Musicians rehearse “The Whispering Gallery” at the H2O church in downtown BG.

The entire 27-member ensemble will perform the first piece, “The Dust Speaks,” the title work in a volume of Rex Sebastian poetry that’s still available through antiquarian book sellers.

The rest of the music is performed by subsets of the entire ensemble – a string quartet, a jazz big band, a septet with strings featuring the electric violin of improvisations of Chase Potter.

The music draws on a variety of styles – gospel, contemporary classical music, avant-garde sounds, and jazz. “Everything you hear is everything I love,” he said  “I’m not trying to put on any front. This is just where we are.”

When he was 6, Jones started playing the piano. “Then my dad turned me on to Metallica and AC/DC  and my path through guitar was very much through rock and metal.”

He started on the instrument at 11 and “got hooked.”

He knew he wanted to get a music degree, and that meant a choice between classical or jazz guitar. He choose jazz.  He had some exposure to the music. His father also  loved Miles Davis and Charles Mingus. “So I was hip to that stuff,” he said. “But I never played jazz with anyone until I got to college.”

He moved from Portland, Oregon, to Columbus to attend Capital University where he was placed in five ensembles as soon as he arrived on campus. “I just knew immediately that was the space I wanted to be in.”

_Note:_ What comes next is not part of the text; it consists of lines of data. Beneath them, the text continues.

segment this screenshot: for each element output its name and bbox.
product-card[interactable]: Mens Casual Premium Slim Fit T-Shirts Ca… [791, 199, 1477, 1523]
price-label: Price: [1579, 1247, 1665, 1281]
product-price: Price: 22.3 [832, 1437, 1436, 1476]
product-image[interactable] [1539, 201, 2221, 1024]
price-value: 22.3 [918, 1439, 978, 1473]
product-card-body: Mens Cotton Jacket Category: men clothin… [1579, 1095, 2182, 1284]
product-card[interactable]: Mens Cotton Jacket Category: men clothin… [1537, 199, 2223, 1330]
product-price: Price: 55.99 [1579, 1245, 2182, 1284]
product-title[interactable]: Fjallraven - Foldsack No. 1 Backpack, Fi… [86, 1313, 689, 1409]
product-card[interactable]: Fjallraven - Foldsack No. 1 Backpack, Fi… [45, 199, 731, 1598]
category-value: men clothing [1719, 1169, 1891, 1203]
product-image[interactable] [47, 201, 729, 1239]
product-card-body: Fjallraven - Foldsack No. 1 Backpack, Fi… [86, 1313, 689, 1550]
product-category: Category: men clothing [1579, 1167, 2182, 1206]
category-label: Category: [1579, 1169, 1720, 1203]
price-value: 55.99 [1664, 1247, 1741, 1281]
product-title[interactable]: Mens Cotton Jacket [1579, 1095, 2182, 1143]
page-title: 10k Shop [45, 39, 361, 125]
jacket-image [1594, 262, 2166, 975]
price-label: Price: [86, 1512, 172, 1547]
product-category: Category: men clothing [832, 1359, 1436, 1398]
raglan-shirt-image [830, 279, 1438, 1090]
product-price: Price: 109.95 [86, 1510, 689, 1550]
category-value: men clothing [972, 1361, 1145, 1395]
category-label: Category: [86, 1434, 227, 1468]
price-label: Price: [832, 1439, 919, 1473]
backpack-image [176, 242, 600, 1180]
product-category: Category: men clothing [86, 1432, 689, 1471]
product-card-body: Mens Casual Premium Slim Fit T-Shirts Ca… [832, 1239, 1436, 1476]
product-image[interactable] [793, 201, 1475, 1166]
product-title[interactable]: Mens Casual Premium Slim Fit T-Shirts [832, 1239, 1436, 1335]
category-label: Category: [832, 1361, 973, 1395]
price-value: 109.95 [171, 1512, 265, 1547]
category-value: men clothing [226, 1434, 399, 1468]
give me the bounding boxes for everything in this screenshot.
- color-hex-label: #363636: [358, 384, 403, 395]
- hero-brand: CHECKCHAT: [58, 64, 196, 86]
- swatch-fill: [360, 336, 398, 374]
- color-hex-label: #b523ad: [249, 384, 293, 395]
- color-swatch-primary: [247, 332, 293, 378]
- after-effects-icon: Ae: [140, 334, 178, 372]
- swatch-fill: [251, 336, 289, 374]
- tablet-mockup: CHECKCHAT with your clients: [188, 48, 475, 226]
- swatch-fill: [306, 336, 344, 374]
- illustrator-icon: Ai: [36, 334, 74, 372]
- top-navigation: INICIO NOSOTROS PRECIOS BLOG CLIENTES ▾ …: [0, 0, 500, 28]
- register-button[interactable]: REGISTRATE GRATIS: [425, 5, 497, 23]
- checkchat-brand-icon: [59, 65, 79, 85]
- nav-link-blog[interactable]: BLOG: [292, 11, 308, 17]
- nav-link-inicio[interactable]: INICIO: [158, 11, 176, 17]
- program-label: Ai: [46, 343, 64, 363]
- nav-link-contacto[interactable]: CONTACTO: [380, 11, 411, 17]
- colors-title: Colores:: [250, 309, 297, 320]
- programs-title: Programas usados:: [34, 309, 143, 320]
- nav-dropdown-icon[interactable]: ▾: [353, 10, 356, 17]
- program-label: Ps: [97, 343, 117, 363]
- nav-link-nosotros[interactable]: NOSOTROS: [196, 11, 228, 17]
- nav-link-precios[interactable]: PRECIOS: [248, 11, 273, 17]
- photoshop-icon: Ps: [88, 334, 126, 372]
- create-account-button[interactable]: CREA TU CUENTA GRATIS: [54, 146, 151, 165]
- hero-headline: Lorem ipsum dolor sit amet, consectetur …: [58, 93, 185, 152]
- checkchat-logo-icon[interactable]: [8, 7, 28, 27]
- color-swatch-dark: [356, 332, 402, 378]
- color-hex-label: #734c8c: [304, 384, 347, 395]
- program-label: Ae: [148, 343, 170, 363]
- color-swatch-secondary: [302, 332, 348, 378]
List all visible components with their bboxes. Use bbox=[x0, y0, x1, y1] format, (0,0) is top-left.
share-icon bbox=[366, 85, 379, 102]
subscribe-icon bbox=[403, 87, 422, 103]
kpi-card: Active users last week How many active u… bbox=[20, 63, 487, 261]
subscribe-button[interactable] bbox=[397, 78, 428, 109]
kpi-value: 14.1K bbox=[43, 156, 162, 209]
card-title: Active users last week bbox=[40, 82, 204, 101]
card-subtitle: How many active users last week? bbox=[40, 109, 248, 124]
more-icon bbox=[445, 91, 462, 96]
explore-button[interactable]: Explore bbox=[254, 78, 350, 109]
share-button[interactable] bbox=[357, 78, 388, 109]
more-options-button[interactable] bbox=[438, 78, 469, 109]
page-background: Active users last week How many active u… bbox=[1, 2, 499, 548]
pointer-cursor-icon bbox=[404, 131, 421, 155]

For the past 10 years, the 28-year-old has worked as a professional guitarist in a number of genres, including reggae, rock, Brazilian music, and jazz. His main project is a trio that stretches from jazz standards to David Bowie with some Hank Williams worked into the mix.

“Sometimes I don’t even call myself a jazz guitarist,” Jones said. “I just like living in the moment in any musical scenario. So as long as I’m improvising and have that flexibility, I’m happy.”